I played the U.S. Open feeling like I was stuck, so it's not anything new.

Q. Even though you were behind and pretty much hanging on by the seat of your pants, did you feel any momentum at all going into 15 having made two terrific par saves to halve the hole?
GEOFF OGILVY: 15 I still thought I was going to win the match on 15. Well, not win the match. I still thought I was going to go further than the 17th green. I don't know, I just -- I hit a decent -- I hit a poor shot at 15 really from the middle of the fairway, and then I hit a decent putt.
But 16 was a killer here. He birdied 16 and 17. It's pretty hard to beat that.

Q. You birdied seven of ten holes yesterday against Campbell. I mean, I would think that would indicate that you were playing pretty well, yet you seem to be a bit critical of your --
GEOFF OGILVY: It's not like I was hitting it bad. I'm saying my golf swing was hitting a direction that --

Q. The wrong way?
GEOFF OGILVY: Like when it's dead still and it's nice, I'll hit it straight all day the way it was. But I get into a left-to-right wind and that just magnifies what I do. It's really hard to describe. I know I sound like I'm whining, but as I said, 95 percent of the rounds I play I feel like it can go that way rather than the other way.
I'm not going to blame my golf swing today. It's four or five short putts, that was it, at the end of the day.
Most guys -- no one out there ever feels perfect on the golf course. I think once a year you feel perfect. I'm just picking at stuff. But if I holed four- or five five-footers today, I'm good.

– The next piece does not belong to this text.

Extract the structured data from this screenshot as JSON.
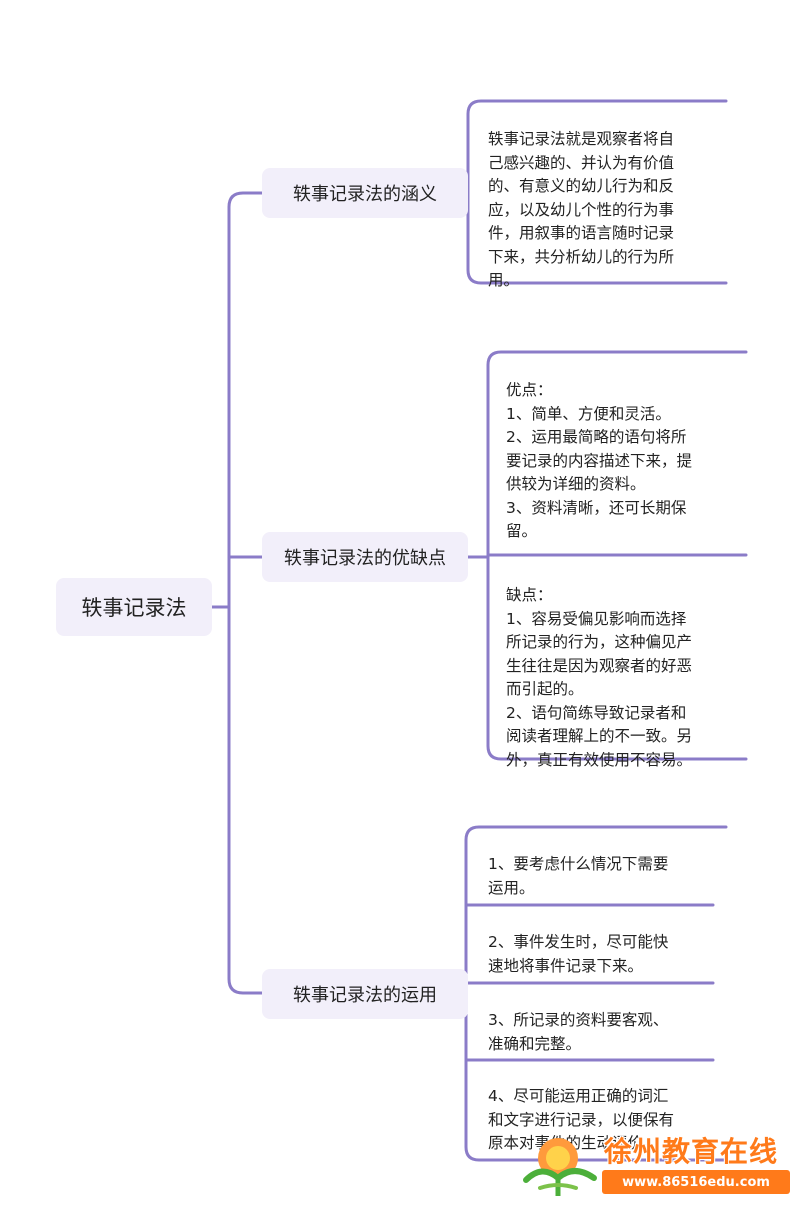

Q. On that note, on 12 in the morning, realizing you expect your opponent to make it, you hit it to five feet, that chip shot; he leaves his in the fringe and then chips in and you miss the five-footer. What's going through your mind at that point? It looked like you had that hole and maybe momentum.
GEOFF OGILVY: That's just another stupid thing to do. You just don't miss that putt. I never -- I don't think this guy is going to chip this in for birdie or belly it in or whatever he did. But it's in your mind that he might, you know. You haven't discounted it.
It wasn't the trickiest shot in the world, and if you just got it running, it was just like a putt with a wedge or whatever it is.
But I didn't even think about it. Before he hits his shot, I'm like, Well, I'm going to have to hole this. You tell yourself you're going to have to hole this for a halve. It turned out I had to hole it for a halve, I just couldn't hole it. 12 in the afternoon was annoying.

Q. You've already proved you're a guy that can win major championships. Looking at Henrik's game and what you've seen, how far can he go? He kind of seems similar to you. He's got the power, the short game, he's got the putting.
GEOFF OGILVY: Yeah, I mean, I can't see why he can't win anything. He can win anything he wants. He hits it long; he hits it decent; he obviously chips and putts pretty well. He's not afraid to win golf tournaments. I can't see any tournament he couldn't win, really.

Q. People are now starting to talk about him a little bit more since the Ryder Cup, since he wins Dubai --
GEOFF OGILVY: Well, they should be. He's ranked eighth in the world. He'll be fourth in the world or fifth in the world tomorrow morning. They should be. I mean, he suffers from the fact that he plays most of his golf outside the U.S. so people in the U.S. don't talk about what he does.
But he's been winning tournaments for three or four years. Didn't he finish second at the American Express a couple years ago?

Q. Third.
GEOFF OGILVY: Thereabouts, at Harding Park. Third at THE PLAYERS Championship. So everybody out here knows he's a good player. It's just people outside the golf world need to see that, I guess.

Q. Did you guys chat much?
GEOFF OGILVY: Yeah, a little bit. Not a lot, but a little bit. I mean, you never talk like best buddies in a match like that, but you're not rude to each other, either, you know? You just get on with it.
JOAN v.T. ALEXANDER: Thank you, Geoff.